As it continues its efforts towards world domination, Uber, the popular tech-based car-ride service, is partnering with Carnegie Mellon University (CMU) on the Uber Advanced Technologies Center in Pittsburgh.
“The center will focus on the development of key long-term technologies that advance Uber’s mission of bringing safe, reliable transportation to everyone, everywhere,” the partners said in making the announcement.
The partnership will provide a forum for Uber technology leaders to work closely with CMU faculty, staff and students — both on campus and at the National Robotics Engineering Center — to do research and development, primarily in the areas of mapping, vehicle safety and autonomy technology.
Uber apps connect drivers to riders who can summon and pay for rides via their mobile phones. Founded in 2009, Uber now operates in more than 200 cities in 54 countries worldwide.
“Uber is a rapidly growing company known for its innovative technology that is radically improving access to transportation for millions of global citizens,” says Andrew Moore, dean of CMU’s School of Computer Science. “CMU is renowned for innovations that transform lives. We look forward to partnering with Uber as they build out the Advanced Technologies Center and to working together on real-world applications, which offer very interesting new challenges at the intersections of technology, mobility and human interactions.”
The agreement also includes funding from Uber for faculty chairs and graduate fellowships.
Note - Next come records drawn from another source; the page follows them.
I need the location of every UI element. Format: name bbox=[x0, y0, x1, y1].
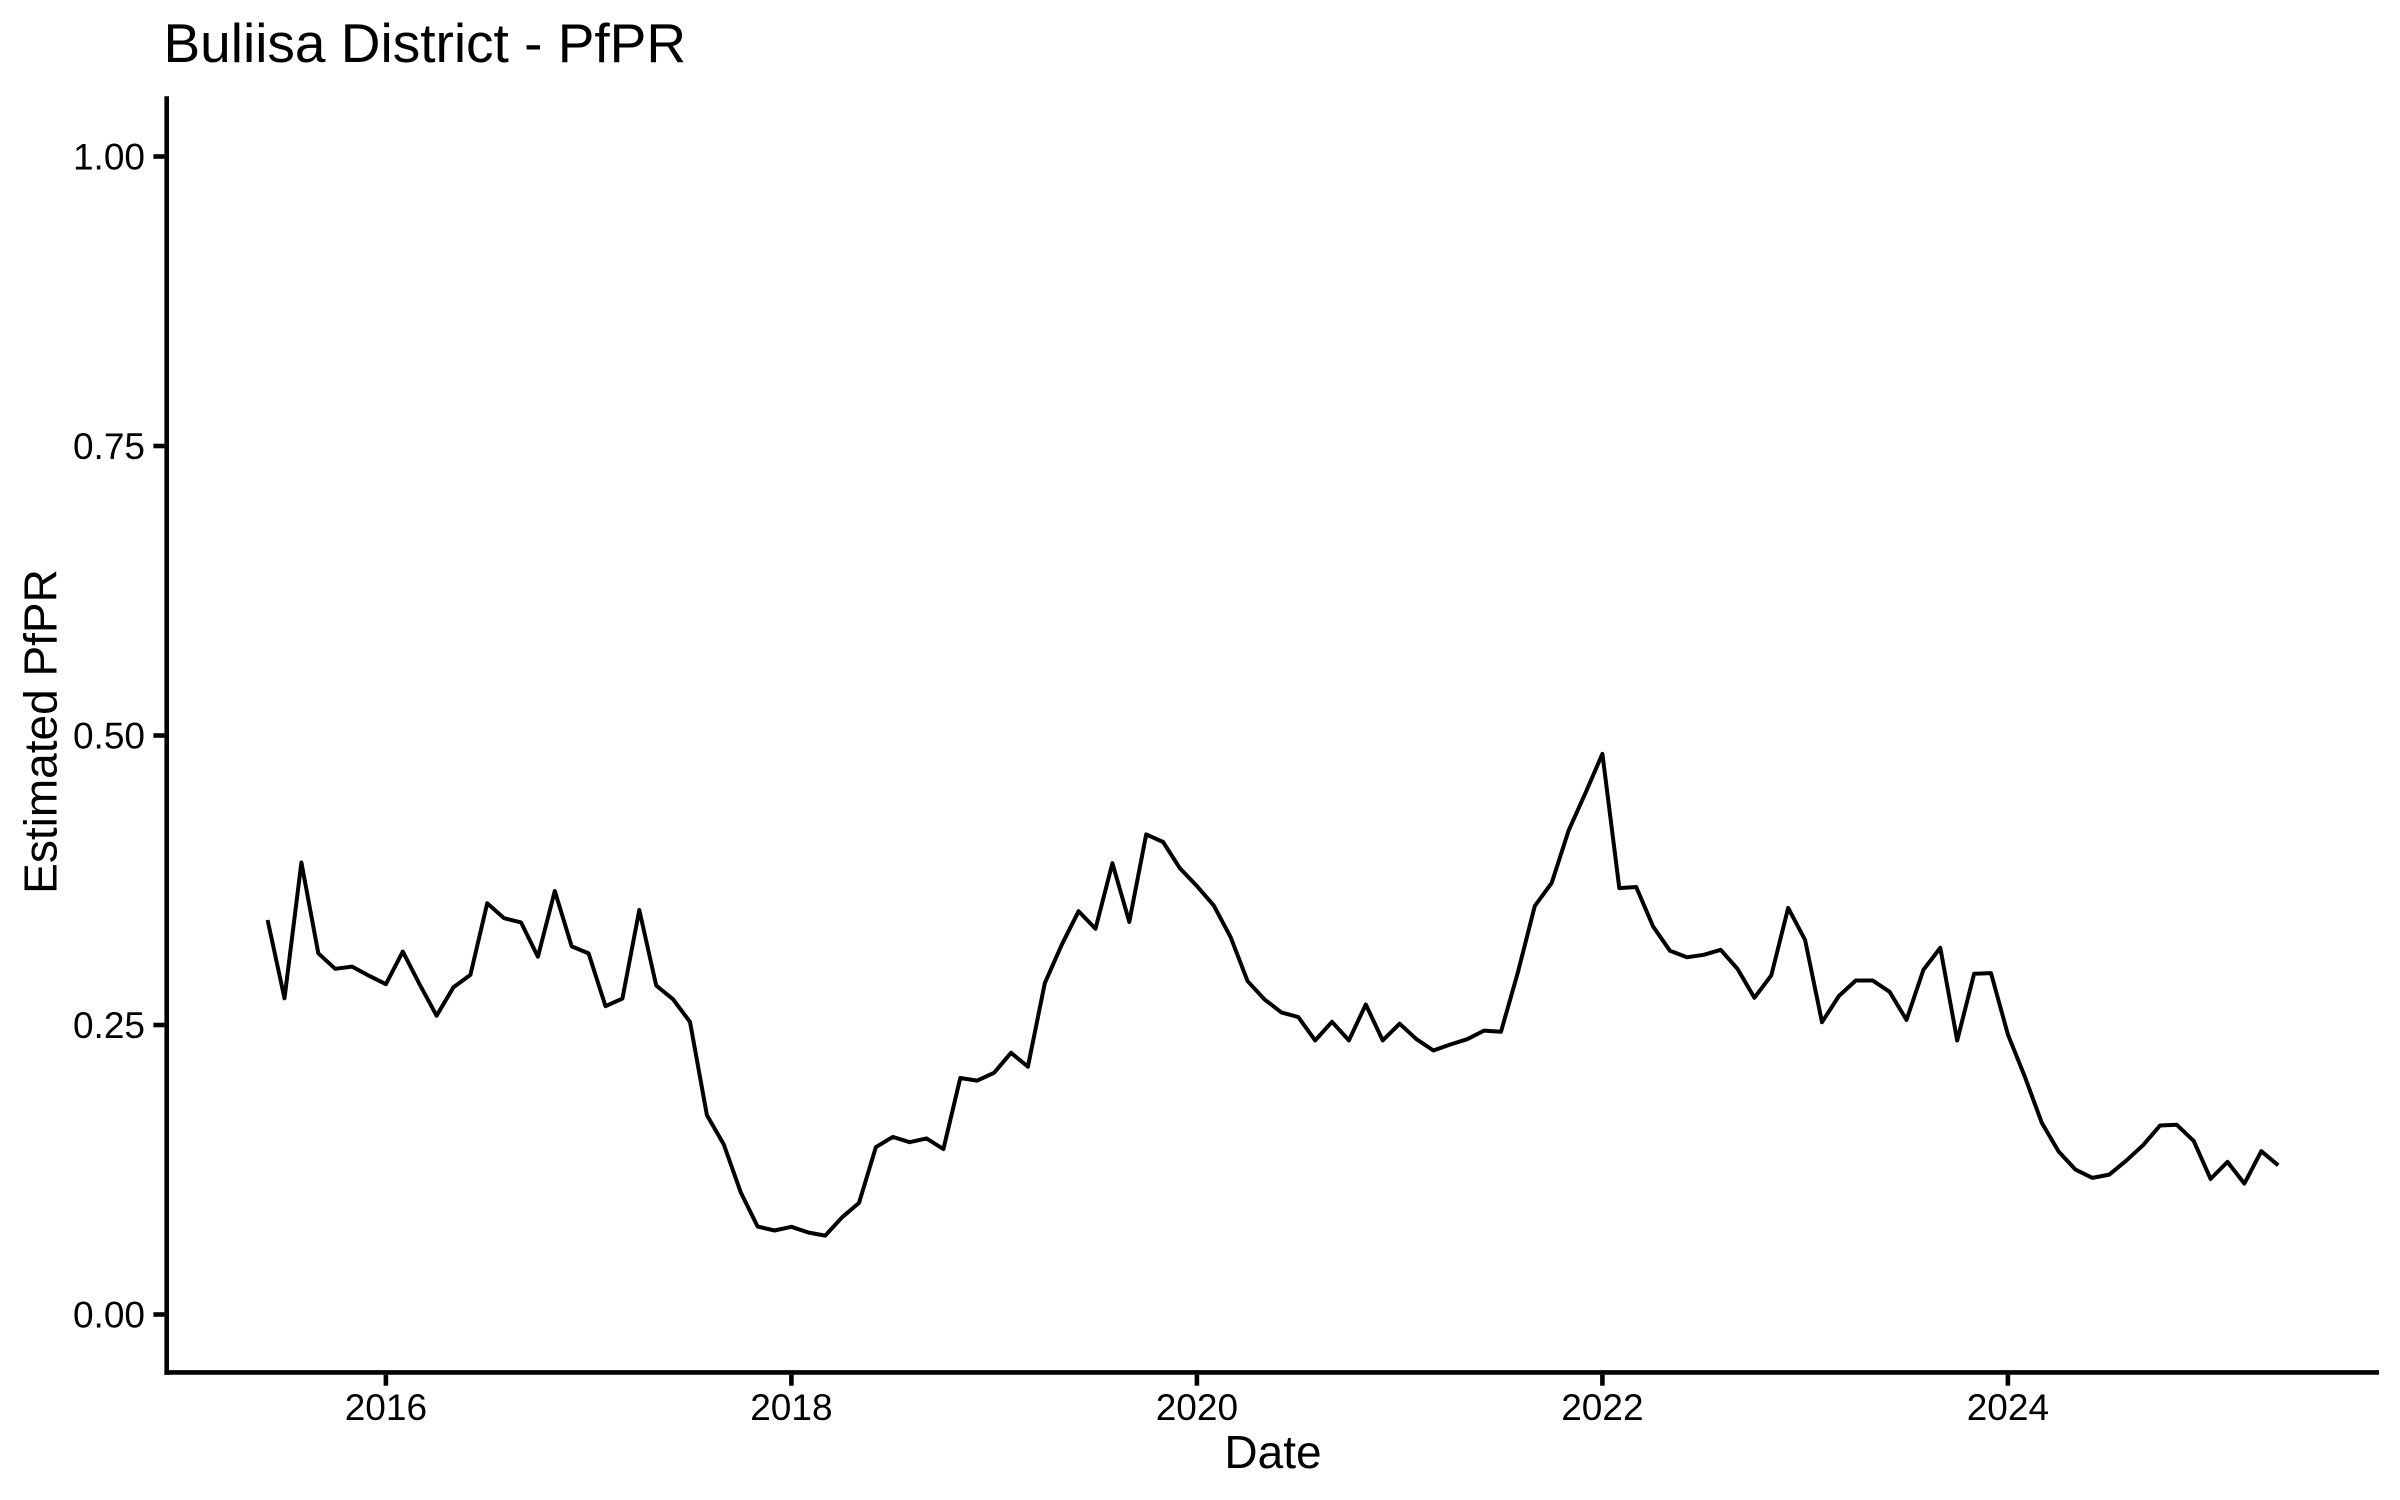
svg-text:2016: 2016 bbox=[345, 1387, 427, 1428]
svg-text:Buliisa District - PfPR: Buliisa District - PfPR bbox=[164, 12, 687, 74]
svg-text:2020: 2020 bbox=[1156, 1387, 1238, 1428]
svg-text:0.75: 0.75 bbox=[73, 426, 145, 467]
svg-text:0.00: 0.00 bbox=[73, 1295, 145, 1336]
svg-text:1.00: 1.00 bbox=[73, 137, 145, 178]
svg-text:2018: 2018 bbox=[750, 1387, 832, 1428]
svg-text:Date: Date bbox=[1224, 1426, 1321, 1478]
svg-text:0.25: 0.25 bbox=[73, 1005, 145, 1046]
svg-text:0.50: 0.50 bbox=[73, 716, 145, 757]
svg-text:Estimated PfPR: Estimated PfPR bbox=[15, 569, 67, 894]
svg-text:2022: 2022 bbox=[1561, 1387, 1643, 1428]
svg-text:2024: 2024 bbox=[1967, 1387, 2049, 1428]
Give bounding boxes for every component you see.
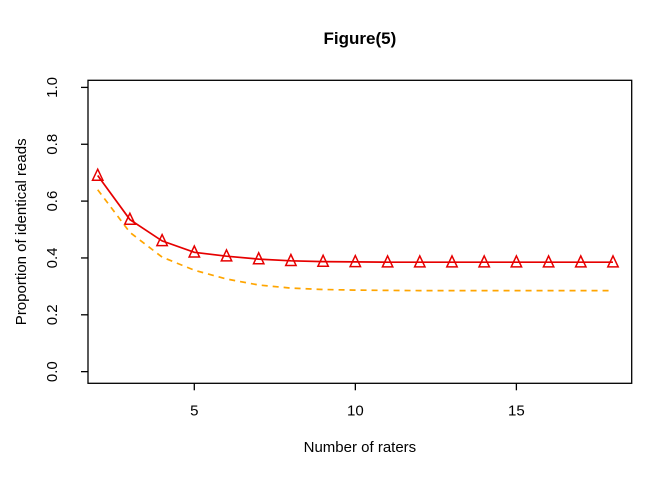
triangle-marker (284, 252, 298, 267)
triangle-marker (606, 254, 620, 268)
triangle-marker (477, 254, 491, 268)
triangle-marker (187, 244, 201, 258)
y-tick-label: 0.4 (44, 248, 61, 269)
triangle-marker (91, 167, 105, 181)
triangle-marker (123, 211, 137, 226)
plot-border (87, 79, 633, 384)
x-axis-label: Number of raters (304, 439, 417, 456)
triangle-marker (348, 253, 362, 268)
y-tick-label: 0.8 (44, 134, 61, 155)
orange-dashed-line-path (97, 189, 613, 292)
y-tick-label: 0.6 (44, 191, 61, 212)
triangle-marker (220, 248, 233, 262)
triangle-marker (445, 254, 459, 268)
triangle-marker (155, 232, 169, 247)
plot-area: 5 10 15 0.0 0.2 0.4 0.6 0.8 1.0 (44, 77, 633, 419)
red-solid-triangle-line-path (97, 174, 613, 264)
triangle-marker (542, 254, 555, 268)
y-axis-label: Proportion of identical reads (13, 138, 30, 325)
triangle-marker (574, 254, 588, 268)
y-tick-label: 1.0 (44, 77, 61, 98)
x-tick-label: 10 (347, 402, 364, 419)
triangle-marker (252, 251, 266, 265)
x-tick-label: 15 (508, 402, 525, 419)
y-tick-label: 0.0 (44, 361, 61, 382)
y-tick-label: 0.2 (44, 304, 61, 325)
triangle-marker (413, 254, 427, 268)
triangle-marker (381, 254, 394, 268)
chart-title: Figure(5) (324, 29, 397, 48)
triangle-marker (316, 253, 330, 268)
x-tick-label: 5 (190, 402, 198, 419)
triangle-marker (510, 254, 523, 268)
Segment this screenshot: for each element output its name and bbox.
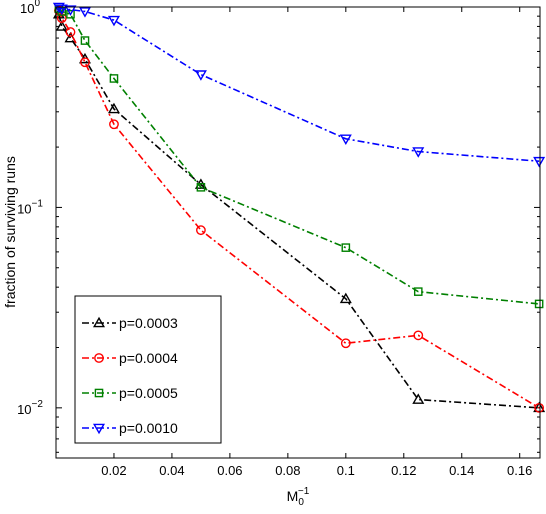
data-point (194, 70, 207, 81)
data-point (340, 338, 351, 349)
y-tick-label: 10−2 (17, 399, 43, 417)
data-point (534, 299, 544, 309)
data-point (80, 36, 90, 45)
x-tick-label: 0.14 (449, 463, 474, 478)
legend-item: p=0.0010 (82, 420, 178, 436)
legend-item: p=0.0003 (82, 315, 178, 331)
x-tick-label: 0.1 (337, 463, 355, 478)
plot-frame (55, 6, 541, 459)
x-tick-label: 0.08 (275, 463, 300, 478)
x-tick-label: 0.16 (507, 463, 532, 478)
x-tick-labels: 0.02 0.04 0.06 0.08 0.1 0.12 0.14 0.16 (101, 463, 532, 478)
data-point (66, 9, 75, 19)
series-layer (52, 2, 546, 413)
data-point (78, 7, 91, 18)
data-point (533, 156, 546, 168)
data-point (534, 402, 545, 413)
y-tick-label: 10−1 (17, 198, 43, 216)
legend-item: p=0.0005 (82, 385, 178, 401)
x-tick-label: 0.06 (217, 463, 242, 478)
data-point (107, 102, 120, 114)
data-point (65, 27, 76, 37)
legend-marker (94, 388, 104, 398)
data-point (109, 74, 119, 83)
x-tick-label: 0.02 (101, 463, 126, 478)
data-point (55, 20, 68, 31)
series-p=0.0004 (53, 5, 545, 413)
data-point (64, 5, 77, 16)
y-axis-label: fraction of surviving runs (2, 156, 18, 308)
legend-box (74, 295, 222, 444)
legend-marker (92, 316, 106, 328)
y-tick-labels: 100 10−1 10−2 (17, 0, 43, 417)
legend-item: p=0.0004 (82, 350, 178, 366)
y-tick-label: 100 (20, 0, 40, 16)
data-point (55, 4, 68, 15)
data-point (109, 119, 119, 130)
data-point (341, 243, 351, 252)
series-line (58, 10, 540, 409)
legend-label: p=0.0004 (119, 350, 178, 366)
legend: p=0.0003 p=0.0004 p=0.0005 p=0.0010 (74, 295, 222, 444)
series-line (58, 8, 540, 305)
data-point (339, 292, 352, 304)
data-point (413, 287, 423, 296)
x-tick-label: 0.12 (391, 463, 416, 478)
data-point (107, 15, 120, 27)
data-point (413, 330, 424, 341)
legend-label: p=0.0005 (119, 385, 178, 401)
data-point (339, 134, 352, 146)
x-tick-label: 0.04 (159, 463, 184, 478)
series-p=0.0003 (52, 8, 546, 413)
legend-marker (92, 423, 106, 435)
data-point (412, 393, 425, 404)
x-axis-label: M0−1 (287, 486, 310, 508)
legend-marker (94, 353, 104, 363)
data-point (196, 225, 206, 236)
legend-label: p=0.0010 (119, 420, 178, 436)
data-point (80, 57, 90, 68)
data-point (412, 147, 425, 158)
legend-label: p=0.0003 (119, 315, 178, 331)
data-point (196, 183, 206, 192)
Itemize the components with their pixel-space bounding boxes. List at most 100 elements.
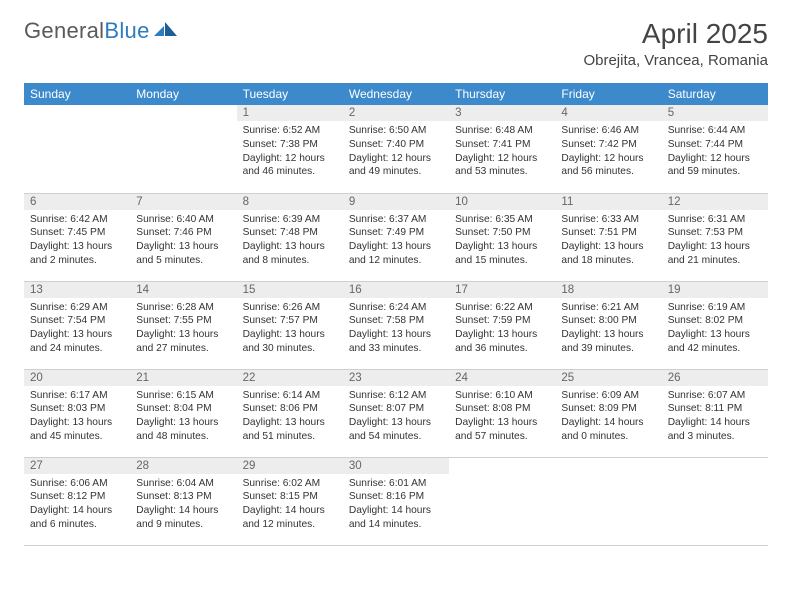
weekday-header: Tuesday xyxy=(237,83,343,105)
daylight-text: Daylight: 14 hours and 3 minutes. xyxy=(668,416,762,444)
daylight-text: Daylight: 13 hours and 21 minutes. xyxy=(668,240,762,268)
sunset-text: Sunset: 8:09 PM xyxy=(561,402,655,416)
calendar-day: 15Sunrise: 6:26 AMSunset: 7:57 PMDayligh… xyxy=(237,281,343,369)
sunset-text: Sunset: 7:50 PM xyxy=(455,226,549,240)
sunrise-text: Sunrise: 6:21 AM xyxy=(561,301,655,315)
daylight-text: Daylight: 13 hours and 15 minutes. xyxy=(455,240,549,268)
calendar-day: 27Sunrise: 6:06 AMSunset: 8:12 PMDayligh… xyxy=(24,457,130,545)
daylight-text: Daylight: 12 hours and 59 minutes. xyxy=(668,152,762,180)
day-number: 18 xyxy=(555,282,661,298)
sunrise-text: Sunrise: 6:02 AM xyxy=(243,477,337,491)
sunset-text: Sunset: 7:42 PM xyxy=(561,138,655,152)
day-body: Sunrise: 6:01 AMSunset: 8:16 PMDaylight:… xyxy=(343,474,449,537)
day-number: 2 xyxy=(343,105,449,121)
calendar-day: 16Sunrise: 6:24 AMSunset: 7:58 PMDayligh… xyxy=(343,281,449,369)
daylight-text: Daylight: 13 hours and 5 minutes. xyxy=(136,240,230,268)
sunrise-text: Sunrise: 6:35 AM xyxy=(455,213,549,227)
sunset-text: Sunset: 7:41 PM xyxy=(455,138,549,152)
day-number: 22 xyxy=(237,370,343,386)
weekday-header: Sunday xyxy=(24,83,130,105)
daylight-text: Daylight: 14 hours and 9 minutes. xyxy=(136,504,230,532)
sunset-text: Sunset: 7:48 PM xyxy=(243,226,337,240)
daylight-text: Daylight: 13 hours and 8 minutes. xyxy=(243,240,337,268)
calendar-week: 1Sunrise: 6:52 AMSunset: 7:38 PMDaylight… xyxy=(24,105,768,193)
calendar-day-empty xyxy=(555,457,661,545)
daylight-text: Daylight: 14 hours and 14 minutes. xyxy=(349,504,443,532)
day-number: 30 xyxy=(343,458,449,474)
day-body: Sunrise: 6:48 AMSunset: 7:41 PMDaylight:… xyxy=(449,121,555,184)
sunrise-text: Sunrise: 6:37 AM xyxy=(349,213,443,227)
sunset-text: Sunset: 8:02 PM xyxy=(668,314,762,328)
calendar-day-empty xyxy=(662,457,768,545)
calendar-day-empty xyxy=(130,105,236,193)
daylight-text: Daylight: 13 hours and 30 minutes. xyxy=(243,328,337,356)
calendar-body: 1Sunrise: 6:52 AMSunset: 7:38 PMDaylight… xyxy=(24,105,768,545)
sunset-text: Sunset: 7:40 PM xyxy=(349,138,443,152)
sunrise-text: Sunrise: 6:19 AM xyxy=(668,301,762,315)
day-number: 6 xyxy=(24,194,130,210)
month-title: April 2025 xyxy=(583,18,768,50)
title-block: April 2025 Obrejita, Vrancea, Romania xyxy=(583,18,768,69)
day-body: Sunrise: 6:52 AMSunset: 7:38 PMDaylight:… xyxy=(237,121,343,184)
day-body: Sunrise: 6:22 AMSunset: 7:59 PMDaylight:… xyxy=(449,298,555,361)
daylight-text: Daylight: 13 hours and 36 minutes. xyxy=(455,328,549,356)
sunrise-text: Sunrise: 6:33 AM xyxy=(561,213,655,227)
day-body: Sunrise: 6:21 AMSunset: 8:00 PMDaylight:… xyxy=(555,298,661,361)
day-body: Sunrise: 6:24 AMSunset: 7:58 PMDaylight:… xyxy=(343,298,449,361)
daylight-text: Daylight: 13 hours and 39 minutes. xyxy=(561,328,655,356)
sunrise-text: Sunrise: 6:42 AM xyxy=(30,213,124,227)
sunrise-text: Sunrise: 6:01 AM xyxy=(349,477,443,491)
sunset-text: Sunset: 7:38 PM xyxy=(243,138,337,152)
sunrise-text: Sunrise: 6:09 AM xyxy=(561,389,655,403)
sunrise-text: Sunrise: 6:14 AM xyxy=(243,389,337,403)
day-number: 17 xyxy=(449,282,555,298)
calendar-day: 5Sunrise: 6:44 AMSunset: 7:44 PMDaylight… xyxy=(662,105,768,193)
day-number: 3 xyxy=(449,105,555,121)
calendar-day-empty xyxy=(24,105,130,193)
sunset-text: Sunset: 7:57 PM xyxy=(243,314,337,328)
day-number: 19 xyxy=(662,282,768,298)
header: GeneralBlue April 2025 Obrejita, Vrancea… xyxy=(24,18,768,69)
calendar-day: 14Sunrise: 6:28 AMSunset: 7:55 PMDayligh… xyxy=(130,281,236,369)
sunset-text: Sunset: 7:54 PM xyxy=(30,314,124,328)
daylight-text: Daylight: 13 hours and 45 minutes. xyxy=(30,416,124,444)
daylight-text: Daylight: 12 hours and 53 minutes. xyxy=(455,152,549,180)
daylight-text: Daylight: 13 hours and 18 minutes. xyxy=(561,240,655,268)
sunrise-text: Sunrise: 6:10 AM xyxy=(455,389,549,403)
sunrise-text: Sunrise: 6:52 AM xyxy=(243,124,337,138)
weekday-row: SundayMondayTuesdayWednesdayThursdayFrid… xyxy=(24,83,768,105)
calendar-day: 29Sunrise: 6:02 AMSunset: 8:15 PMDayligh… xyxy=(237,457,343,545)
calendar-day: 18Sunrise: 6:21 AMSunset: 8:00 PMDayligh… xyxy=(555,281,661,369)
weekday-header: Monday xyxy=(130,83,236,105)
sunset-text: Sunset: 7:53 PM xyxy=(668,226,762,240)
weekday-header: Thursday xyxy=(449,83,555,105)
calendar-table: SundayMondayTuesdayWednesdayThursdayFrid… xyxy=(24,83,768,546)
page: GeneralBlue April 2025 Obrejita, Vrancea… xyxy=(0,0,792,564)
day-body: Sunrise: 6:33 AMSunset: 7:51 PMDaylight:… xyxy=(555,210,661,273)
sunrise-text: Sunrise: 6:39 AM xyxy=(243,213,337,227)
sunset-text: Sunset: 7:49 PM xyxy=(349,226,443,240)
day-body: Sunrise: 6:50 AMSunset: 7:40 PMDaylight:… xyxy=(343,121,449,184)
sunrise-text: Sunrise: 6:46 AM xyxy=(561,124,655,138)
sunrise-text: Sunrise: 6:48 AM xyxy=(455,124,549,138)
daylight-text: Daylight: 13 hours and 12 minutes. xyxy=(349,240,443,268)
day-number: 15 xyxy=(237,282,343,298)
calendar-day: 19Sunrise: 6:19 AMSunset: 8:02 PMDayligh… xyxy=(662,281,768,369)
sunrise-text: Sunrise: 6:50 AM xyxy=(349,124,443,138)
day-number: 1 xyxy=(237,105,343,121)
sunrise-text: Sunrise: 6:22 AM xyxy=(455,301,549,315)
sunrise-text: Sunrise: 6:04 AM xyxy=(136,477,230,491)
calendar-day: 6Sunrise: 6:42 AMSunset: 7:45 PMDaylight… xyxy=(24,193,130,281)
sunset-text: Sunset: 8:06 PM xyxy=(243,402,337,416)
sunset-text: Sunset: 8:03 PM xyxy=(30,402,124,416)
sunset-text: Sunset: 8:13 PM xyxy=(136,490,230,504)
day-number: 4 xyxy=(555,105,661,121)
day-body: Sunrise: 6:06 AMSunset: 8:12 PMDaylight:… xyxy=(24,474,130,537)
day-number: 13 xyxy=(24,282,130,298)
calendar-day: 11Sunrise: 6:33 AMSunset: 7:51 PMDayligh… xyxy=(555,193,661,281)
calendar-day: 30Sunrise: 6:01 AMSunset: 8:16 PMDayligh… xyxy=(343,457,449,545)
daylight-text: Daylight: 13 hours and 33 minutes. xyxy=(349,328,443,356)
sunset-text: Sunset: 8:15 PM xyxy=(243,490,337,504)
day-number: 5 xyxy=(662,105,768,121)
day-body: Sunrise: 6:19 AMSunset: 8:02 PMDaylight:… xyxy=(662,298,768,361)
“We are excited to join the community of Pittsburgh and partner with the experts at CMU, whose breadth and depth of technical expertise, particularly in robotics, are unmatched,” says Jeff Holden, Uber’s chief product officer. “As a global leader in urban transportation, we have the unique opportunity to invest in leading edge technologies to enable the safe and efficient movement of people and things at giant scale. This collaboration and the creation of the Uber Advanced Technologies Center represent an important investment in building for the long term of Uber.”